Cocktail & Other Recipes By Spirit Vodka Cocktails

New Year’s Sparkler

A stemmed Champagne flute bubbles with a crimson colored drink. Three berries on a silver skewer rest in the glass. The background is out of focus gray and blue mottled wallpaper. / Tim Nusog 

New Year’s Eve is perhaps the most iconic of drinking holidays. While St. Patrick’s Day is notorious for general over-inebriation, Derby Day is famed for its midday Mint Juleps and the winter holidays feature mulled wine, Eggnog and other cold-weather drinks, New Year’s Eve brings a particular level of class and sophistication to drinking. This is, of course, largely to do with the signature drink of the holiday: Champagne.

Not everyone has an appreciation for the bubbly French wines, though. Others prefer to toast the end of the year in style with brightly colored bubbly drinks. The New Year’s Sparkler is such a drink; it’s a breeze to make and can be adjusted to individual tastes.

The sparkling concoction starts with a berry-flavored vodka. Before the boom of craft vodka labels, this would have meant turning to one of a few big-name brands. Today a number of quality brands produce vodkas flavored with real fruits—Wild Roots, in Portland, Oregon, for instance has a number of berry-infused vodkas, including raspberry, marionberry and cranberry. Each bottle is made with more than a pound of berries, most of which is harvested locally. Other brands with quality fruit vodkas include Ciroc, Finlandia and even Grey Goose, which has a strawberry and lemongrass vodka.

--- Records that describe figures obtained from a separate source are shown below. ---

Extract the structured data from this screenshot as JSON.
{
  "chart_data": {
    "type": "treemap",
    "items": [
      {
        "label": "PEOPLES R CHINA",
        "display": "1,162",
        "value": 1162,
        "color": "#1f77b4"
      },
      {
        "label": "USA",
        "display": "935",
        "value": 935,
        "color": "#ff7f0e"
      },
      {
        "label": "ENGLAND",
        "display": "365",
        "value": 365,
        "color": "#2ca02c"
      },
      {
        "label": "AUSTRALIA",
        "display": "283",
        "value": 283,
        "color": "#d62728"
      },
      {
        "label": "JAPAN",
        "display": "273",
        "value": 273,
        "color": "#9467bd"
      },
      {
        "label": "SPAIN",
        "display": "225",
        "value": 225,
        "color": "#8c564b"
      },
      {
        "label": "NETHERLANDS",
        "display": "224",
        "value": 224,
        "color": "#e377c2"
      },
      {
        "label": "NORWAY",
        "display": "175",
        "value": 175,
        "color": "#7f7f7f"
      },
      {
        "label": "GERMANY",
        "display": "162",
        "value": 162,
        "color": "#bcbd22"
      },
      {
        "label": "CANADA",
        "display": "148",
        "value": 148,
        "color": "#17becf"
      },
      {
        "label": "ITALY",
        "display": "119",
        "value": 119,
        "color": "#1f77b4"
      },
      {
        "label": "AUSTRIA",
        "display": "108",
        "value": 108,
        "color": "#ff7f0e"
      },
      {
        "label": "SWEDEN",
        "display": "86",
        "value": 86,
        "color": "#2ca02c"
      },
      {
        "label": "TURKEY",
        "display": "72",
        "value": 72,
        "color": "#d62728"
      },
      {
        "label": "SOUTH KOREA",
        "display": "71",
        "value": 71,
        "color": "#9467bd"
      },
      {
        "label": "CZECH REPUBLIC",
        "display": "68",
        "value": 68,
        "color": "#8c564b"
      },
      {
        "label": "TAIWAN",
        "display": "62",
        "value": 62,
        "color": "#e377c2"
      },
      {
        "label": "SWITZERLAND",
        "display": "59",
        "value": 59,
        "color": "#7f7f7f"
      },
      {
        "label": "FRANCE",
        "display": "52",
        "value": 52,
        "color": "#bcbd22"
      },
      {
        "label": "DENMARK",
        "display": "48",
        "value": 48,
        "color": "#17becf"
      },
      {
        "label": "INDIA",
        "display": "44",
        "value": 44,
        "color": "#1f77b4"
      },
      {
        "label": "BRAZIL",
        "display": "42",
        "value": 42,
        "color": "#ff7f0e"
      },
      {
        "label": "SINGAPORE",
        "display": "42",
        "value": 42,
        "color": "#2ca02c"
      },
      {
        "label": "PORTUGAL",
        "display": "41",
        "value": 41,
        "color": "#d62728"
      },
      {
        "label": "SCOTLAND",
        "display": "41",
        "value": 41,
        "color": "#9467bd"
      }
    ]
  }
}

Of course, infusing vodka at home is also an option. This gives you control over what type of berries and how much you want to use. While you can use modern devices like sous vide to do so, there’s always the option to add berries to a vodka and let sit in a cool, dark space for a day or two.

However you select your berry vodka, the next step is to add pomegranate, cranberry juice or a mix of the two. As with selecting any juice, the level of sweetness is up to you, but it’s always best to avoid ones with artificial flavorings and sweeteners.

The last bit of the New Year’s Sparkler is the most important: the wine. Since you’ll be mixing it with fruit vodka and juice, don’t use one that’s too pricey (save the cru and grower Champagne for drinking on their own). Or select another kind of sparkling wine, like an affordable prosecco or cava. Just be sure, again, to avoid anything overly sweet—or else the drink could end up a cloying mess.


  • 1 ounce berry-flavored vodka

  • 1 1/2 ounces pomegranate or cranberry juice

  • 3 1/2 ounces Champagne, chilled, to top

  •  Garnish: skewered raspberries


  1. Add the vodka and pomegranate or cranberry juice to a chilled Champagne flute.

  2. Top with the Champagne.

  3. Garnish with raspberries on a long skewer.